Introduction

 

Optimal harvesting date and predicted yield are valuable information when farming open field tomatoes, making harvest planning and work at the processing plant much easier. Monitoring growth during tomato?s early stages is also interesting to assess plant stress or abnormal development. Yet, it is very challenging due to the colours and the high degree of occlusion by the vegetation. We chose to capture and process pictures of the tomatoes during the whole development while keeping costs as low as possible. This work is part of a larger collaborative project, MCUBE, aiming at conceiving a cost effective way of capturing and processing large sets of data in the field.

 

Optical device

 

The estimation of the tomato size requires the use of two cameras in the field, each capturing one useful image every day. In order to avoid a complete 3D reconstruction and make the segmentation task more robust, we assume that a tomato can be approximated by a sphere in the 3D space, this sphere projecting into an ellipse in the image plane. The processing algorithm detects and segments the tomatoes, then makes an estimation of their size.

 

Segmentation algorithm

 

Methods. The segmentation step is challenging because of the shadows and the occlusions by leaves or other tomatoes. Here we describe the processing applied for segmenting a tomato in image i+1, assuming that the segmentation in image i has been validated by an operator. Indeed, this validation task is not heavy and enables us to rely on the ellipse parameters obtained in the previous image to find the new ones, through regularization in time and space. The main steps are the followings:

-       updating the tomato position, through linear filtering and optimization procedure,

-       computing candidate ellipses from gradient features, using RANSAC estimation. A priori knowledge regarding the size and the shape of the tomato is incorporated.

-       adding region (intensity) information in order to select the best ellipse and detect the occlusion areas,

-       applying a new active contour model with elliptic shape constraint, in order to refine the segmentation. The shape constraint is introduced as a regularization term in the energy functional of the model, in order to be robust with respect to shadows and occlusions.

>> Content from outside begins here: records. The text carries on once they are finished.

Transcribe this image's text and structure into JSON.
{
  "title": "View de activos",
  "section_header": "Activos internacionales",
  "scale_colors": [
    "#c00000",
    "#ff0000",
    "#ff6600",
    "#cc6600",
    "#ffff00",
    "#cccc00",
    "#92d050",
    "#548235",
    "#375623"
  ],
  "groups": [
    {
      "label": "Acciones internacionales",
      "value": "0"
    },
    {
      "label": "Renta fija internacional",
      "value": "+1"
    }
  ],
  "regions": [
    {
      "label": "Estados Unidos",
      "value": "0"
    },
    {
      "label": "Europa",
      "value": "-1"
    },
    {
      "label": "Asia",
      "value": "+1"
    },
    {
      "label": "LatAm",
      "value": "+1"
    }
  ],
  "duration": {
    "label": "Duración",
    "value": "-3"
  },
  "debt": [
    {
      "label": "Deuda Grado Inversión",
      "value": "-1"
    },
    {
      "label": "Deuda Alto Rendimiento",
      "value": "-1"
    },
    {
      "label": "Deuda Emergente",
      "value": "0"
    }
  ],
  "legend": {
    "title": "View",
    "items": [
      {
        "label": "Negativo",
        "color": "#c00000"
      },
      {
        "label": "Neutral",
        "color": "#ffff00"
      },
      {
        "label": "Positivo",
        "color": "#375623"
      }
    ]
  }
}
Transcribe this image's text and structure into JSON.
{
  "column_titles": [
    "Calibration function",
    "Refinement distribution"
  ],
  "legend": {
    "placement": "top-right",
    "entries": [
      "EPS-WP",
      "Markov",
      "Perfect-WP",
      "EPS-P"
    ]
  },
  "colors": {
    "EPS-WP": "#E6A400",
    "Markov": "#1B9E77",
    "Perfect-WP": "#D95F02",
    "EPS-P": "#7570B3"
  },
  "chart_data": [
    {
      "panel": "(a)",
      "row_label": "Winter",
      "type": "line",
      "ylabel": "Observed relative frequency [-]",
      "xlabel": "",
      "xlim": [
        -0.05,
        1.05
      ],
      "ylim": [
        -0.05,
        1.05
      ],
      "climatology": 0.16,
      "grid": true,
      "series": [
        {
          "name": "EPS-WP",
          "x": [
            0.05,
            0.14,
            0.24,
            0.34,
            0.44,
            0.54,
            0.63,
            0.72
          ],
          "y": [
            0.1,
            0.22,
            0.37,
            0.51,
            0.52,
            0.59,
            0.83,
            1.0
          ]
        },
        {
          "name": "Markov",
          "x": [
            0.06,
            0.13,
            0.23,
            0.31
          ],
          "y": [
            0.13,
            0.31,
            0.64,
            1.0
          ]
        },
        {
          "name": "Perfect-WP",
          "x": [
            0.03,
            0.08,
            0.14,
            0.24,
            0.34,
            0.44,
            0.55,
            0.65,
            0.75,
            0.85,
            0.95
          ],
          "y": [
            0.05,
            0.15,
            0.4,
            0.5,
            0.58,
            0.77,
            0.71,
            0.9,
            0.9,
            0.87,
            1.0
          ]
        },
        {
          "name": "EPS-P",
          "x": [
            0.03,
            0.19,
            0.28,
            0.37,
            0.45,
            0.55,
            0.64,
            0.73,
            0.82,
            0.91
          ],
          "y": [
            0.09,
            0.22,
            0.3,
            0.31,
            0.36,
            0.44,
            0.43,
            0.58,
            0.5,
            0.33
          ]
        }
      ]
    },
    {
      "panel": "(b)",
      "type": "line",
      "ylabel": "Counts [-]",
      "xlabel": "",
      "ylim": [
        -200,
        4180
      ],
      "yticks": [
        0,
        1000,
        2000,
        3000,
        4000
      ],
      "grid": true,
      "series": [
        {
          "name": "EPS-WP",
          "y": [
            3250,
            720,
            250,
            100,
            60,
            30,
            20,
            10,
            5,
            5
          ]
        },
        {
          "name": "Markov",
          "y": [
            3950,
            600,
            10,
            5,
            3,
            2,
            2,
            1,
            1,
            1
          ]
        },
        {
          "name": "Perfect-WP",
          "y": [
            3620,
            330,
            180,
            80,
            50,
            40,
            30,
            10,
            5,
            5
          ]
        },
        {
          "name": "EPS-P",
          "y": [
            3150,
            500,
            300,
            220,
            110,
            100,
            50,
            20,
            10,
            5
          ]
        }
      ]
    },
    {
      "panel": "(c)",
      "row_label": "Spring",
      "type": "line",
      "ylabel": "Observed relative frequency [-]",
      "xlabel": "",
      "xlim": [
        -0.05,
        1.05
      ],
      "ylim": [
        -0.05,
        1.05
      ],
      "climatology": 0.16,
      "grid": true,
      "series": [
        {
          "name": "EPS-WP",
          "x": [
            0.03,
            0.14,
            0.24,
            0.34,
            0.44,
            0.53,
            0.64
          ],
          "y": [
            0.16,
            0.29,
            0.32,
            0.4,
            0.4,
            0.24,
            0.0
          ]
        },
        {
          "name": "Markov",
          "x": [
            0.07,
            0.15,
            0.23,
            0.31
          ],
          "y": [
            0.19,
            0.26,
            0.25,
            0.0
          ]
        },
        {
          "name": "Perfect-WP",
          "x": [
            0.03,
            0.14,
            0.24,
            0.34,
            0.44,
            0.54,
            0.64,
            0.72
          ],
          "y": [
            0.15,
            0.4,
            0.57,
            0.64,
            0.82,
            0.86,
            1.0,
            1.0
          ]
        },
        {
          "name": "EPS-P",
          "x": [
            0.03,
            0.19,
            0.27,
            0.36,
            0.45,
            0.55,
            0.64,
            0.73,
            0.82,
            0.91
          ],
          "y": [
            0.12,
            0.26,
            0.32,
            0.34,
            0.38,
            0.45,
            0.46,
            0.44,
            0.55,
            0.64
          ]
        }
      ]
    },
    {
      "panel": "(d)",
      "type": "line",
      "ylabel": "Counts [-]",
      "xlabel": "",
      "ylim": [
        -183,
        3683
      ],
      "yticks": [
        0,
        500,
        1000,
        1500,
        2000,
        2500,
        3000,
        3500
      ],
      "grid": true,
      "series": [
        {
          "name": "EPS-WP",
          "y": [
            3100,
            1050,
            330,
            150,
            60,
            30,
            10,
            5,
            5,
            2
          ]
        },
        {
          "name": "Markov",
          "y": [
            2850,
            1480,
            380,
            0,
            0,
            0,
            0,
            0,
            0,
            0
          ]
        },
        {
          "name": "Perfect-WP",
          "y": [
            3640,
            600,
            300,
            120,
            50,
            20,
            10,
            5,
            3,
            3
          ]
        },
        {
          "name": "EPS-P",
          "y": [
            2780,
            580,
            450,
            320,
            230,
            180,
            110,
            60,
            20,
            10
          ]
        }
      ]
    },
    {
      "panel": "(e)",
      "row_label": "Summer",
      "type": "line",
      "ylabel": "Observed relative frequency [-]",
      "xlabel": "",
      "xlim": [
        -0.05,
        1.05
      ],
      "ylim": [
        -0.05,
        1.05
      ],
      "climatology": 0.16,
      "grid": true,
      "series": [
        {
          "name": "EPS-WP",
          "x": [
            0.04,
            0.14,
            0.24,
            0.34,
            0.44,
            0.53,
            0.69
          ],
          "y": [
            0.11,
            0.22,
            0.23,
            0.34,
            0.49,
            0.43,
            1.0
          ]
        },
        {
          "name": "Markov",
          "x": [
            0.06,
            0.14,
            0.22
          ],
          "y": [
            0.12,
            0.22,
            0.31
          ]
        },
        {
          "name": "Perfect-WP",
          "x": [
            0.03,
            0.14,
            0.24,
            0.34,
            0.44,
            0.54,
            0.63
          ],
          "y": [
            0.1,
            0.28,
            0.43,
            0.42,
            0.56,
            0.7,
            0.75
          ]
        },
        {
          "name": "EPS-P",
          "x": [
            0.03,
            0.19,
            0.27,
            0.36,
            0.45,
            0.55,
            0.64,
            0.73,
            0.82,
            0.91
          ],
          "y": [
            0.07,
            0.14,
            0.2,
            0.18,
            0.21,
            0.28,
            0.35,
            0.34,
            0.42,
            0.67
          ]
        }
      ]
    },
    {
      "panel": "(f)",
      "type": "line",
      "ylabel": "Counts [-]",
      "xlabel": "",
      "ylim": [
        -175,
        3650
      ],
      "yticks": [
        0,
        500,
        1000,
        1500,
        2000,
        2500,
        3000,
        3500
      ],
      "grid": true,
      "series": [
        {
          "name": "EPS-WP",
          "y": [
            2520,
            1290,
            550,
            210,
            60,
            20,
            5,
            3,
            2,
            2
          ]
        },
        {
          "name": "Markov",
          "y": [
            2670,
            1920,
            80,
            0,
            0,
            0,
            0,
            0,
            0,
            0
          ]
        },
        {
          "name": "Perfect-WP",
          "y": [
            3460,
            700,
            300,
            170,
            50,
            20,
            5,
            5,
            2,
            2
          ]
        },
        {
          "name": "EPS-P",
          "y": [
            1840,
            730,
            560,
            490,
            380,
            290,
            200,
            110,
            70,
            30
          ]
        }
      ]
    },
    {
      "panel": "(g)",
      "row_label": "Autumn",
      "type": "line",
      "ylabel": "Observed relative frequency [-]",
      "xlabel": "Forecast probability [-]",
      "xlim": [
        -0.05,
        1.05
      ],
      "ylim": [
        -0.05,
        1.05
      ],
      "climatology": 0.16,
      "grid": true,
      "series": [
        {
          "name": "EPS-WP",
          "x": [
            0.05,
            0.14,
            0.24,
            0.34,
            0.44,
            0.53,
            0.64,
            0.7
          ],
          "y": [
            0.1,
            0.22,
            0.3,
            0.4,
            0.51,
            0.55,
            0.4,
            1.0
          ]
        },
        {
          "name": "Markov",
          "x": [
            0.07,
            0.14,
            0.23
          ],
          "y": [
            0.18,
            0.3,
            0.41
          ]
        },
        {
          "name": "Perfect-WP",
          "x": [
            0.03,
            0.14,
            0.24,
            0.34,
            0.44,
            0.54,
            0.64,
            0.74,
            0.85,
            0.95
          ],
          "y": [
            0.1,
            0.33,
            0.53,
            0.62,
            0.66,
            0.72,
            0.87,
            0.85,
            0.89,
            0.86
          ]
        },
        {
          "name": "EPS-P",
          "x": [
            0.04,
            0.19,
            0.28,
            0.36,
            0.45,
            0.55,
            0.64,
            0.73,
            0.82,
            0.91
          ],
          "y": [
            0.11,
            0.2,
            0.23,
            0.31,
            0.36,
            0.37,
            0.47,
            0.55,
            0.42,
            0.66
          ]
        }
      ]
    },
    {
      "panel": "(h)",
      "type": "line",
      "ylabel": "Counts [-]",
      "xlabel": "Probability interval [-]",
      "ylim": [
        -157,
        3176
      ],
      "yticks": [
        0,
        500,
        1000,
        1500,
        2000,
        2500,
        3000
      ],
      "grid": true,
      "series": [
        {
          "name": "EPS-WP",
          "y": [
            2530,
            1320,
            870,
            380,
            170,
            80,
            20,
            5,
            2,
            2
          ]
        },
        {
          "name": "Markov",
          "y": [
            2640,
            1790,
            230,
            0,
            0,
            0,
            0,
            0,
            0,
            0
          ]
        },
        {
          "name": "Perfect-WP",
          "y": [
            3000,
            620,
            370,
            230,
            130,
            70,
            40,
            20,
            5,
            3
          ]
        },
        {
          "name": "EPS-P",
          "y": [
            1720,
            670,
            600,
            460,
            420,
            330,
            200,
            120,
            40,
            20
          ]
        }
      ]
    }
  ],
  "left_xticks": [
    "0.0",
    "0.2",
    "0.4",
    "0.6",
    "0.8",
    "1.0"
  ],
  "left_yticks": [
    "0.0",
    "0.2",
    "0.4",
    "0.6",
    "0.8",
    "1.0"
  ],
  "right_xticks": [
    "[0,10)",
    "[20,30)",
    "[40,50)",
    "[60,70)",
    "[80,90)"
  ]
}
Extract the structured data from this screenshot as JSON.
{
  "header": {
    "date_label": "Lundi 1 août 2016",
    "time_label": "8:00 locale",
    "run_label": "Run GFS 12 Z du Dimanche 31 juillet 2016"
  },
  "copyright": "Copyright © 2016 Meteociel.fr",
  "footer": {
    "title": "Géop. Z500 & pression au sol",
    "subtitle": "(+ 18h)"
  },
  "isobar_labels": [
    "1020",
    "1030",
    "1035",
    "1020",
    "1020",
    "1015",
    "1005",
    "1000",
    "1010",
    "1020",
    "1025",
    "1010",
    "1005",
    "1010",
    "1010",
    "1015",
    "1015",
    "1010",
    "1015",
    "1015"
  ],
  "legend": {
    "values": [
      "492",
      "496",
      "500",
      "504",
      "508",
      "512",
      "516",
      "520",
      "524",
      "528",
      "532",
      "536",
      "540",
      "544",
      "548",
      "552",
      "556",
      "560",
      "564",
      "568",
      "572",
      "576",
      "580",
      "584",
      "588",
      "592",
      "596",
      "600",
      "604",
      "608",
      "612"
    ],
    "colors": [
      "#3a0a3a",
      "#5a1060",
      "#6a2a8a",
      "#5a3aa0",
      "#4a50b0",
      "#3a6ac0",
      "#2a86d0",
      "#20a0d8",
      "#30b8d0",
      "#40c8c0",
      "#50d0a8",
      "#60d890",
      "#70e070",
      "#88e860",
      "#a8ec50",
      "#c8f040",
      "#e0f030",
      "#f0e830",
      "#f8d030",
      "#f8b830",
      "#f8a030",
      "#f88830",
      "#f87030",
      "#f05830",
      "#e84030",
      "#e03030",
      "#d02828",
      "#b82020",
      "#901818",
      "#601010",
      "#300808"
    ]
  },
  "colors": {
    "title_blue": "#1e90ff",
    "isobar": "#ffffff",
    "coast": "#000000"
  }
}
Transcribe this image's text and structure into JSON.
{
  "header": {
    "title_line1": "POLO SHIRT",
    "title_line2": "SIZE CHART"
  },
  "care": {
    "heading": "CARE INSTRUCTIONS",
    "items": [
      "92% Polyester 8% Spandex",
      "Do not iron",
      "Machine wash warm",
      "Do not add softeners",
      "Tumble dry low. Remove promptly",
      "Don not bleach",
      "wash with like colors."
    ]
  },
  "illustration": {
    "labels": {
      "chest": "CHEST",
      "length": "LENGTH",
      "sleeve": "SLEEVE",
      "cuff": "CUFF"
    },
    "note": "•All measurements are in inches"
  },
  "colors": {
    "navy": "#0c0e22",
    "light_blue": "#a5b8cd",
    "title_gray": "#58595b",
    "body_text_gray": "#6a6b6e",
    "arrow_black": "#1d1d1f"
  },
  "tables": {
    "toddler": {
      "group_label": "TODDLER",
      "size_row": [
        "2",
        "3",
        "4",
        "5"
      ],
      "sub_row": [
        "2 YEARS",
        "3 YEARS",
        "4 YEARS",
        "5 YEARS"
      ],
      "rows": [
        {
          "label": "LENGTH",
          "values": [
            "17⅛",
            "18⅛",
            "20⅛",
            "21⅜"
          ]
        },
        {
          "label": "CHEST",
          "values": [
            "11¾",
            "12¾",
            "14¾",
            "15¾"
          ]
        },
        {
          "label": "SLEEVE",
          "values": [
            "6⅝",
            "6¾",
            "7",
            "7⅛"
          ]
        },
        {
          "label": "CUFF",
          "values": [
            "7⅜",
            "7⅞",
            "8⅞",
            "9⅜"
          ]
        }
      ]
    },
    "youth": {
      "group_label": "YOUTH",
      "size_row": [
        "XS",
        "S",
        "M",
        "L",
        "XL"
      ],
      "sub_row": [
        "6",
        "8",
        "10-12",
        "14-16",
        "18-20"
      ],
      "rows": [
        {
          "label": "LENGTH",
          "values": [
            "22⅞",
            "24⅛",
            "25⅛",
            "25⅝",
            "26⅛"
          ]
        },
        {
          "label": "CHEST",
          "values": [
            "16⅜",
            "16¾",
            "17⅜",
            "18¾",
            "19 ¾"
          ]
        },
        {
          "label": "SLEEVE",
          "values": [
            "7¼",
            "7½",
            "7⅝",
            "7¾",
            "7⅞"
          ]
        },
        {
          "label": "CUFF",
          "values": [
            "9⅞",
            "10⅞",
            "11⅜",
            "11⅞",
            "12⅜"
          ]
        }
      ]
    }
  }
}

-       providing four elliptic approximations to the operator, using the obtained contour and gradient information.

 

Experimental results: The same setup was used for three agricultural seasons (2011-2013). We have identified 21 tomatoes, covering different sites and different years, thus ensuring variability (614 images). In order to evaluate our algorithm, we compared manual segmentations to automatic ones, by calculating a mean square error expressed as a percentage of the average of the ellipse axes. Results were studied regarding the amount of occlusion. For the images with low occlusions (<30%), very good results were obtained with an average mean square error less than 10% for 87% of the images and a low standard deviation, demonstrating both the accuracy and the robustness of the proposed method. Good results were also obtained on 73% of the images with more occlusions (between 30% and 50%).

 

Radius estimation

 

Methods. The system calibration is performed at the beginning of the season, using a simple chess pattern placed at several positions in the field. The calibration procedure is then fully automatic and provides the camera parameters. Knowing the elliptic approximations of the tomato in the left and right images, a triangulation procedure recovers the center of the sphere in the 3D space. Then geometrical properties and an optimization procedure enable us to estimate the sphere radius from the ellipse points.

 

Results. In the experiments conducted in laboratory, the radius estimation error was less than 5% for 91% of the cases. The volume is then estimated from the radius, by applying a correction coefficient (determined experimentally) as tomatoes are not perfect spheres. The error percentage between the estimated and the actual volume is less than 15% for 87% of the cases.

 

Conclusion

 

This paper presents an innovative algorithm used for monitoring tomatoes in open fields, consisting of two main parts: segmentation and partial metric reconstruction. Both steps were validated separately using images acquired during three complete agricultural seasons. The complete automatic system has been validated on the images acquired in 2013 (10 tomatoes). We obtained a correct estimation of the tomato radius in 80% of the cases (error less than 10% corresponding to about 0.2 cm). Segmentation imprecision that results from the quality of the images acquired in real conditions is the main source of error. Future work will focus on the implementation of the algorithms on an innovative gateway/platform system (Machine to Machine (M2M) architecture), the goal being to get an operational and ergonomic system that enables farmers to monitor easily the tomato growth.